4 listening secrets for work

On the Job

4 listening secrets for work

Good listening is recognized as one of the most important skills you need as a business leader. How do you define good listening, though? Without a strong definition, you won’t know how to use listening to improve your relationships, your ideas and your career. While listening requirements may differ based on your profession, there are a few overarching tips to better your communication.

First, lean into the idea of “active listening.” In short, take a moment to listen to the person talking, then begin your reply by paraphrasing and confirming what the other person said. For instance, if someone says there was an instance when he or she was treated unfairly, respond by saying what you heard the person say and then give your feedback and perspective. It makes the other person feel heard or, at minimum, listened to. And if it turns out you misunderstood, then the person can immediately give you the correct words.
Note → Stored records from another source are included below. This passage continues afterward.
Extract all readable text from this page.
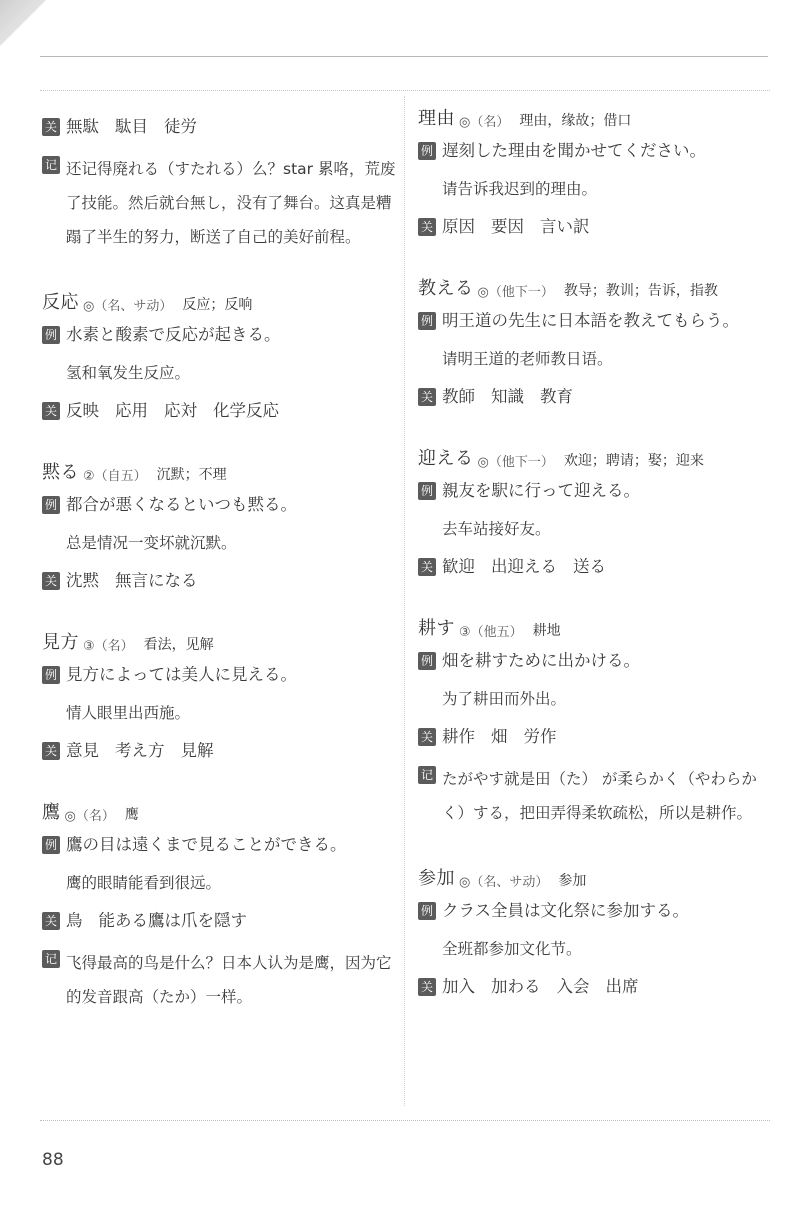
关 無駄 駄目 徒労
记 还记得廃れる（すたれる）么？star 累咯，荒废了技能。然后就台無し，没有了舞台。这真是糟蹋了半生的努力，断送了自己的美好前程。
反応 ◎（名、サ动） 反应；反响
例 水素と酸素で反応が起きる。
氢和氧发生反应。
关 反映 応用 応対 化学反応
黙る ②（自五） 沉默；不理
例 都合が悪くなるといつも黙る。
总是情况一变坏就沉默。
关 沈黙 無言になる
見方 ③（名） 看法，见解
例 見方によっては美人に見える。
情人眼里出西施。
关 意見 考え方 見解
鷹 ◎（名） 鹰
例 鷹の目は遠くまで見ることができる。
鹰的眼睛能看到很远。
关 鳥 能ある鷹は爪を隠す
记 飞得最高的鸟是什么？日本人认为是鹰，因为它的发音跟高（たか）一样。
理由 ◎（名） 理由，缘故；借口
例 遅刻した理由を聞かせてください。
请告诉我迟到的理由。
关 原因 要因 言い訳
教える ◎（他下一） 教导；教训；告诉，指教
例 明王道の先生に日本語を教えてもらう。
请明王道的老师教日语。
关 教師 知識 教育
迎える ◎（他下一） 欢迎；聘请；娶；迎来
例 親友を駅に行って迎える。
去车站接好友。
关 歓迎 出迎える 送る
耕す ③（他五） 耕地
例 畑を耕すために出かける。
为了耕田而外出。
关 耕作 畑 労作
记 たがやす就是田（た） が柔らかく（やわらかく）する，把田弄得柔软疏松，所以是耕作。
参加 ◎（名、サ动） 参加
例 クラス全員は文化祭に参加する。
全班都参加文化节。
关 加入 加わる 入会 出席
88
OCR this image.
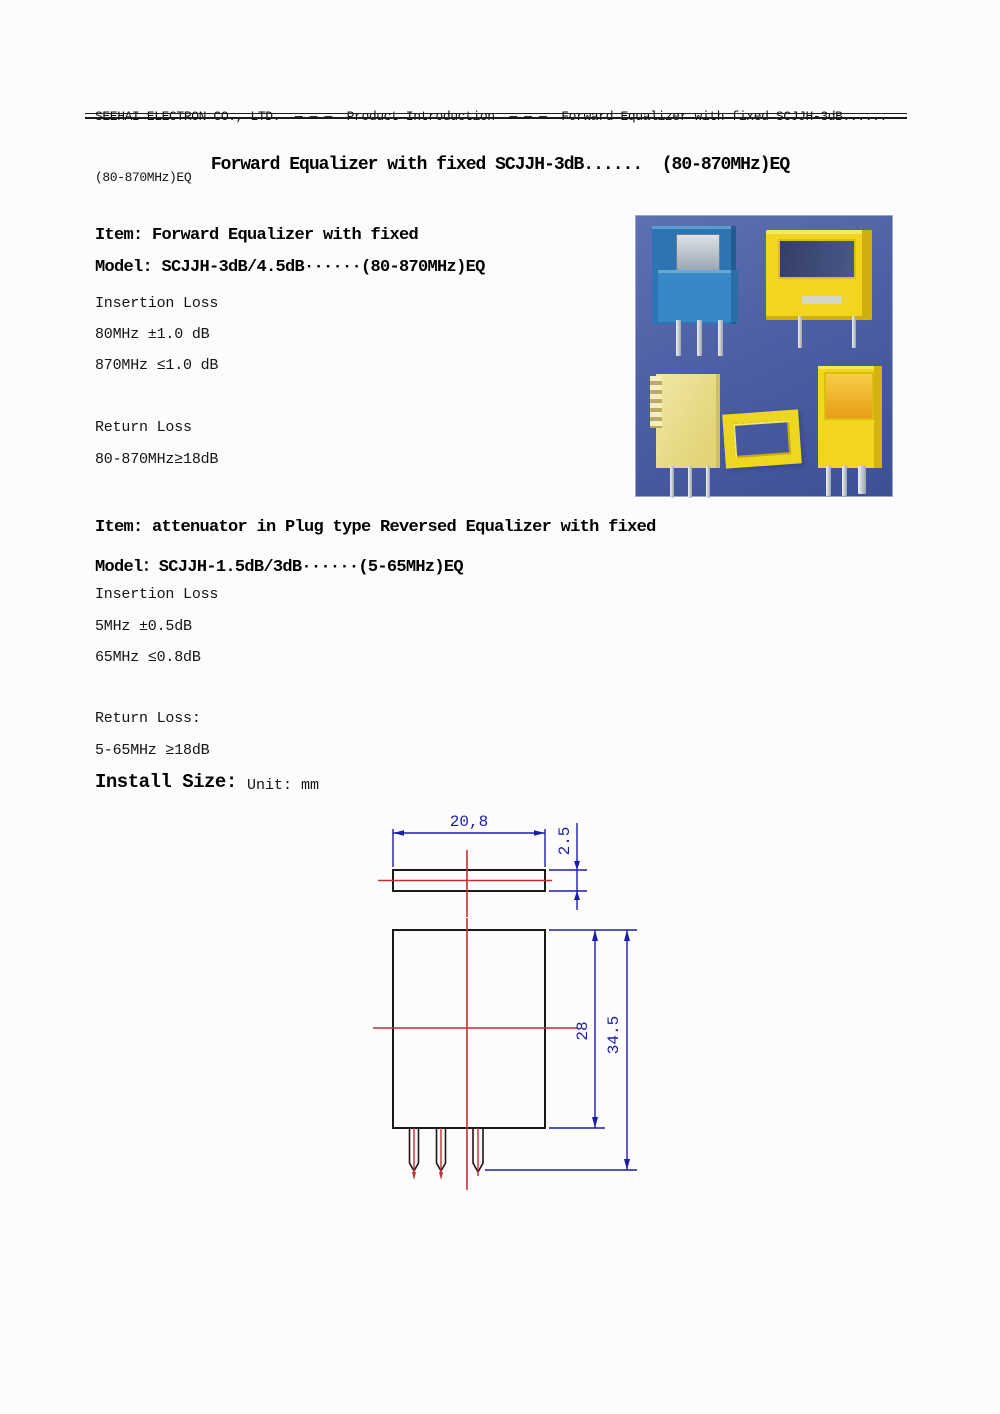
SEEHAI ELECTRON CO., LTD.  — — —  Product Introduction  — — —  Forward Equalizer with fixed SCJJH-3dB......

(80-870MHz)EQ

Forward Equalizer with fixed SCJJH-3dB......  (80-870MHz)EQ
Item: Forward Equalizer with fixed
Model: SCJJH-3dB/4.5dB······(80-870MHz)EQ
Insertion Loss
80MHz ±1.0 dB
870MHz ≤1.0 dB
Return Loss
80-870MHz≥18dB

Item: attenuator in Plug type Reversed Equalizer with fixed
Model：SCJJH-1.5dB/3dB······(5-65MHz)EQ
Insertion Loss
5MHz ±0.5dB
65MHz ≤0.8dB
Return Loss:
5-65MHz ≥18dB
Install Size: Unit: mm
20,8
2.5
28 34.5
Second, be fully present in listening when someone is talking and fully present in talking when you’re expressing yourself. It’s easy to think about your rebuttal as people are talking — which means you aren’t really listening as well as you could be. Even if it’s an argument, keen listening can allow you to catch key words or ideology that will help you see the root of the misunderstanding.

Third, seek out key common ground so you can build a better framework to listen. Good listening skills aren’t just about hearing the words, but understanding the context the words come from. There may be an important detail, such as your colleague not sleeping well the night before or that he or she skipped breakfast, and you’ll be able to relate that to the last time the same situation happened to you — and how you felt. The better you can create this common ground, the easier it’ll be to truly listen to the other person.

Finally, throw out the word “but” and use the word “and” or “also.” “But” is a powerful word, as it can easily negate the statement before it: “I know you feel that way, but this still needs to be done” gives the impression you may not have been listening or may not have taken the words seriously. Instead, “I know you feel that way and I’m trying to find a way to still get this done” gives the impression you want everyone to win. Careful use of these modifiers can make your active listening and other strategies even more powerful.